A rag picker collects recyclable materials in the polluted waters of river Yamuna amid dense smog in Delhi.
A rag picker collects recyclable materials in the polluted waters of river Yamuna amid dense smog in Delhi. Reuters

The Indian city of Delhi has the world's most polluted air, as Greenpeace survey finds pollution here ten times higher than WHO limits.

Findings of a recent air quality monitoring survey released on Monday, the deadly PM2.5 levels in the city are four times higher than the Indian safety limit. PM2.5 are tiny particles in the air that reduce visibility, cause the air to appear hazy, and affect respiratory tracts.

The PM2.5 limit set by WHO is 10 microgrammes per cubic metre. The Indian limit is 40 microgrammes per cub metre.

Delhi, the fifth-most populated metropolis in the world, is also one of the most heavily polluted cities in India, while India as a whole is home to 11 of the top 20 cities in the world with the worst air quality, according to figures from WHO.

Prof Mukesh Khare of the IIT-Delhi civil engineering department told the Mail Online: "PM2.5 levels in Delhi have always been very high. The matter is largely generated by dust, and vehicular exhaust chemicals combine with it to form smaller and toxic particles.
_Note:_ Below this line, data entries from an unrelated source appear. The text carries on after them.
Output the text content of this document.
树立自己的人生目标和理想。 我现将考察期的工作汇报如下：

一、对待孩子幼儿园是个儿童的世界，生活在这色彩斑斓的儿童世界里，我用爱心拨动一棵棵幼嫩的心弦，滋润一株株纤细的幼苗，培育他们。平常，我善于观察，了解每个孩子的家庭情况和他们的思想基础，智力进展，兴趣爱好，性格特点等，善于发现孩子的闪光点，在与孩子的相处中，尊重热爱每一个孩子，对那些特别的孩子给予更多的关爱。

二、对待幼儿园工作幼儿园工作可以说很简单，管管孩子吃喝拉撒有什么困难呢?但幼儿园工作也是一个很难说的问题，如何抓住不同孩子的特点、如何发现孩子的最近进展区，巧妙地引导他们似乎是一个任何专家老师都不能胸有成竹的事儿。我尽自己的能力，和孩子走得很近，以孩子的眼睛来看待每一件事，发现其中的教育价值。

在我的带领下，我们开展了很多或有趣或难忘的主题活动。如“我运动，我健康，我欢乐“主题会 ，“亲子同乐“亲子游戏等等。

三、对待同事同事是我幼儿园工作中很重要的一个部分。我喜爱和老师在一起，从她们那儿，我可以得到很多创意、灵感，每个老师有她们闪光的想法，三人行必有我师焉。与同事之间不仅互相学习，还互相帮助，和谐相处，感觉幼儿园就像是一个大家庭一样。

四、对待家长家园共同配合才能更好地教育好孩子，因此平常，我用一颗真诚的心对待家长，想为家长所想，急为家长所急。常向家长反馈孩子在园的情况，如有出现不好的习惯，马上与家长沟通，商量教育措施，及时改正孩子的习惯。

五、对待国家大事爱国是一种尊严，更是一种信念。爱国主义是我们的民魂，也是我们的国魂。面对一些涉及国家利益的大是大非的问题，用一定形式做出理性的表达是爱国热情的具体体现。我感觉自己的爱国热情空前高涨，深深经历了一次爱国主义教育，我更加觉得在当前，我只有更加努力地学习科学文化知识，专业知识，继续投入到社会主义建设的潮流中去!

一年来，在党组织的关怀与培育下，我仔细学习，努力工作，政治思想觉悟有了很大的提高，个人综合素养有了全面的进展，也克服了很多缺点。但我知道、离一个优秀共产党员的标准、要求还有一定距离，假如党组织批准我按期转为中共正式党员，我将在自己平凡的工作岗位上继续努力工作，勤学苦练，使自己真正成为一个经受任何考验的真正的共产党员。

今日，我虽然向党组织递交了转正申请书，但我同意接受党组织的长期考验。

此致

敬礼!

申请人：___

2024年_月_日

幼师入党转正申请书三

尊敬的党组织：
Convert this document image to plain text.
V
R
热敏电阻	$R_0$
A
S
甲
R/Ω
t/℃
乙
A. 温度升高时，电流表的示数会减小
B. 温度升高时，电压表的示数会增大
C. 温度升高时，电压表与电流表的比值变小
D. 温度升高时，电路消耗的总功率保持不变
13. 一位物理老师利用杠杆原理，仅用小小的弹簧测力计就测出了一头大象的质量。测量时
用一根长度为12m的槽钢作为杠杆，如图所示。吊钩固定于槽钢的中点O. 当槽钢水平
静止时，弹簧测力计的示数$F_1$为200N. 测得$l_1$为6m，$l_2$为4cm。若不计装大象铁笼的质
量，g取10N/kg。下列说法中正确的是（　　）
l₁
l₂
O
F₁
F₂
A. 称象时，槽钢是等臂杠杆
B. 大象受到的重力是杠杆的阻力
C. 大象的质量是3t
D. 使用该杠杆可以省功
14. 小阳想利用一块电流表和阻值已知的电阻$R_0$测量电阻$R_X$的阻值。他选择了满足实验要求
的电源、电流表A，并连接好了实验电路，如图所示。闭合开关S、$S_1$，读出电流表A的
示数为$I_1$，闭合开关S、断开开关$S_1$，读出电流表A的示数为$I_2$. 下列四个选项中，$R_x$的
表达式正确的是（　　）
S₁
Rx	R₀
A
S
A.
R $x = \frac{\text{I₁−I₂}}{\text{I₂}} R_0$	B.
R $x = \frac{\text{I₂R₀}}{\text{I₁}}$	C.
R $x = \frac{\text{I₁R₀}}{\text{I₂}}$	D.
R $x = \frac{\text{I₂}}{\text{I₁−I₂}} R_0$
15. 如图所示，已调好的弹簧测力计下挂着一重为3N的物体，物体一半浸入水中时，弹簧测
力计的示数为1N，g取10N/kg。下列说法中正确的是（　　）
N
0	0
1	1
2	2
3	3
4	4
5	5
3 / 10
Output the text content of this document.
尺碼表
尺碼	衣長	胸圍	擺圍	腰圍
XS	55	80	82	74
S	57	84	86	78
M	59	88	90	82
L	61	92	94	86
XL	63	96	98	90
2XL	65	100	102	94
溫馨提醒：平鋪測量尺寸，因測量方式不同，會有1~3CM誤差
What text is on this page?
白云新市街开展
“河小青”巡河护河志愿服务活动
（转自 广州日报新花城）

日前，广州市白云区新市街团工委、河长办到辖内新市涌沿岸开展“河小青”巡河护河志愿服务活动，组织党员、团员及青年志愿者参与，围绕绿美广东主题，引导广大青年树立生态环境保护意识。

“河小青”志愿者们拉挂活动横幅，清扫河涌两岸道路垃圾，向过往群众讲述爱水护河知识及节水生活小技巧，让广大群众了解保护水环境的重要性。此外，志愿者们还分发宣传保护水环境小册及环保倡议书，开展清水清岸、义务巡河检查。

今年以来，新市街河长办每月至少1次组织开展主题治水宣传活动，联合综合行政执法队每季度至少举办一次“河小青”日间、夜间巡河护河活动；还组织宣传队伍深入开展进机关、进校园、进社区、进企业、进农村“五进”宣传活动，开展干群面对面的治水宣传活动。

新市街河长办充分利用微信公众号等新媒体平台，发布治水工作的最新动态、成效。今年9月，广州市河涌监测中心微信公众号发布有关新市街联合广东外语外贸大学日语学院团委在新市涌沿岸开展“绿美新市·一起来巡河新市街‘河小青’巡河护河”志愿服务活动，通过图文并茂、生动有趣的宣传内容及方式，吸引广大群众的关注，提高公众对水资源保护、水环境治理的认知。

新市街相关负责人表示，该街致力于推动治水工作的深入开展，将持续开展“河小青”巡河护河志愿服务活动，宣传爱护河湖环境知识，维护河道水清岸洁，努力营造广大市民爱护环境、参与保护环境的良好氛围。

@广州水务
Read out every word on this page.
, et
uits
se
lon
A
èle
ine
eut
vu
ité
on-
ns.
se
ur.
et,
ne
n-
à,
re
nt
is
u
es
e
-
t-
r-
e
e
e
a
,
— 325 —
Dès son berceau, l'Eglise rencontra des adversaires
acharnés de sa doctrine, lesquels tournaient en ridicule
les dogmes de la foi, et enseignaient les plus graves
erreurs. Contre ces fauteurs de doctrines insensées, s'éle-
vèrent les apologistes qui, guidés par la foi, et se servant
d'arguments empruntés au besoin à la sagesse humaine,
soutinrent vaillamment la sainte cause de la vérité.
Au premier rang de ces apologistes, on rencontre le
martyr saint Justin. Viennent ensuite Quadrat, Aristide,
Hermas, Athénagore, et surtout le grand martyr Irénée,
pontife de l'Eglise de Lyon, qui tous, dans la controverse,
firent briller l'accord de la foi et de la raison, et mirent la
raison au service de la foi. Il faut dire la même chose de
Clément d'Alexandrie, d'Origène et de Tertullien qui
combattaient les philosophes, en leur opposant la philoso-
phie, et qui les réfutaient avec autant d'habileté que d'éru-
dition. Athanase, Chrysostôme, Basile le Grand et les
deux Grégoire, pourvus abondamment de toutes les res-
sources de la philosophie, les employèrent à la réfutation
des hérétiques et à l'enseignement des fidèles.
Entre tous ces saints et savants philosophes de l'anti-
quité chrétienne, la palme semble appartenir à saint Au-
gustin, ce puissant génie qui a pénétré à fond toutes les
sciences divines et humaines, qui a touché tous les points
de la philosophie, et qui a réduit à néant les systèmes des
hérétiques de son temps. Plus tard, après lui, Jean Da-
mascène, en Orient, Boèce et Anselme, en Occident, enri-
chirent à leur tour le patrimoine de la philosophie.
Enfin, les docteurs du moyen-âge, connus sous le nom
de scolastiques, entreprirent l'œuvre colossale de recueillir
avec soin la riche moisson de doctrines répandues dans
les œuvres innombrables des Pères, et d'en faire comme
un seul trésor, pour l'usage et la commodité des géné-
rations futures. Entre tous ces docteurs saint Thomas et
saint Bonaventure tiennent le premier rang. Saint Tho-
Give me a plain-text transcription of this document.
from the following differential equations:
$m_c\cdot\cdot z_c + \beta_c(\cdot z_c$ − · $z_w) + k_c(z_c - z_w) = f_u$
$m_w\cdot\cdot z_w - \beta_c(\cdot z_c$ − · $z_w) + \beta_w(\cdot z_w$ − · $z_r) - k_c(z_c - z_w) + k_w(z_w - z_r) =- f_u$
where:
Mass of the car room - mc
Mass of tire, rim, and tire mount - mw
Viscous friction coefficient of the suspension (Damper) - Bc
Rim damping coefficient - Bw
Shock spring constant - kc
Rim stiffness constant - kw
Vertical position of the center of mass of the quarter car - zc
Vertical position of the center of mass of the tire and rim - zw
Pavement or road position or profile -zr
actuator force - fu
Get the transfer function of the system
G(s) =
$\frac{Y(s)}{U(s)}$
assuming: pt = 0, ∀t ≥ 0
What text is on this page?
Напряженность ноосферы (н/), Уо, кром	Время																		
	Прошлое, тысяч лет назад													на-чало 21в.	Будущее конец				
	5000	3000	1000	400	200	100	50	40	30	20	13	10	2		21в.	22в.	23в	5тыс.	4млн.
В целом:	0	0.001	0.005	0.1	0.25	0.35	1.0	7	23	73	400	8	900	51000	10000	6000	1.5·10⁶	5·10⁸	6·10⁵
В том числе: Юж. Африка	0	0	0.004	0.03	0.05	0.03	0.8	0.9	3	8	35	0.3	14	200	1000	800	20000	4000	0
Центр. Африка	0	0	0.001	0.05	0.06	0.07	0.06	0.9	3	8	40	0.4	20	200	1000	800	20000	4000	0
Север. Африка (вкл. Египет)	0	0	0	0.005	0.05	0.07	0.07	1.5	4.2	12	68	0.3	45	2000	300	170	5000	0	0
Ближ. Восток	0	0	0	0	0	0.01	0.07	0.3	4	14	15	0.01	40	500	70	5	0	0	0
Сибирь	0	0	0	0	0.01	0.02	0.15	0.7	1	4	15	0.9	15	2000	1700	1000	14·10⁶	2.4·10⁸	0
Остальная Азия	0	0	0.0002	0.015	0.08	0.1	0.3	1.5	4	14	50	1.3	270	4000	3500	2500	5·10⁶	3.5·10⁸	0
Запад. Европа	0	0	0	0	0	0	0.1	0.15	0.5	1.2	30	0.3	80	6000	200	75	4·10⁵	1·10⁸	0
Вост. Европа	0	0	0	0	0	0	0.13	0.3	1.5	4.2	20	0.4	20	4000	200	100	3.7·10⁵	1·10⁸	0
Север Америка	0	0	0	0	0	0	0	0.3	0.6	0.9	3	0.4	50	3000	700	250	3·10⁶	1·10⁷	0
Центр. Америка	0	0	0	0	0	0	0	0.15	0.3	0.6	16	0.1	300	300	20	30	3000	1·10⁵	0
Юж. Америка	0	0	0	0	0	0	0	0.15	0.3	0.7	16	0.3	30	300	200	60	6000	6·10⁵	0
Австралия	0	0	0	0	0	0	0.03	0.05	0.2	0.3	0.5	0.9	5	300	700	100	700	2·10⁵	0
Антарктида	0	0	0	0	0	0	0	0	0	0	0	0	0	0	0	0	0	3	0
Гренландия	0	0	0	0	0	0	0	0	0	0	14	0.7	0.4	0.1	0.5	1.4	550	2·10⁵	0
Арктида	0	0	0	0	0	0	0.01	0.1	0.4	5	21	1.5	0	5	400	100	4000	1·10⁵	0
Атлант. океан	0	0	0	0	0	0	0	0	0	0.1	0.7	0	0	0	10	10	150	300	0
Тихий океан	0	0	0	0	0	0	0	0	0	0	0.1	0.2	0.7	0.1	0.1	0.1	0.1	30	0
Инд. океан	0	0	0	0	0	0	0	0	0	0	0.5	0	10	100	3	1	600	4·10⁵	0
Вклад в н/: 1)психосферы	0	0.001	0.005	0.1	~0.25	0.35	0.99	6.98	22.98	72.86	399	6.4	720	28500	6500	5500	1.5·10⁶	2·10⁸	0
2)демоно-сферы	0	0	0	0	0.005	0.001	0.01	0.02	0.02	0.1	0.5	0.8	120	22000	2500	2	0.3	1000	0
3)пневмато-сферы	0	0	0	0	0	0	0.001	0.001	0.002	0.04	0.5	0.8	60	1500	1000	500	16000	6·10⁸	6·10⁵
It causes permanent DNA mutations, besides lung and heart diseases and cancer."

Medical problems include flu-like symptoms, including viral infections affecting the respiratory tracts and pneumonia, have increased by almost 150% during this time.

"Respiratory illness cases have suddenly gone up from 10 a day before last week to 25 nowadays. The persisting smog and changes in the weather condition are posing a great health risk," said Dr Ajay Aggarwal, the head of department (internal medicine) at Fortis Hospital in Noida's Sector 62.

Scientists say New Delhi's air is often far worse than in Beijing, particularly during the winter, when a thick smog often settles over the city.

"Delhi acts like a bowl. It collects a lot of dust and exhaust from Haryana, Punjab and UP. Add to it the burning of biomass in the rural areas. So you have a lethal cocktail of fuel chemicals, biomass burnt products and dust particles that enters our bodies," said Prof Khare.

A new trend for wearing the white surgical masks seen in Beijing has taken off in Delhi, in hopes of preventing breathing in the noxious air particles.

Indian companies have begun ordering filtration systems for their office buildings. "My business has just taken off," Barun Aggarwal, director of BreatheEasy, a Delhi-based air filtration company told the New York Times.

"It started in the diplomatic community, but it's spread to the high-level Indian community, too."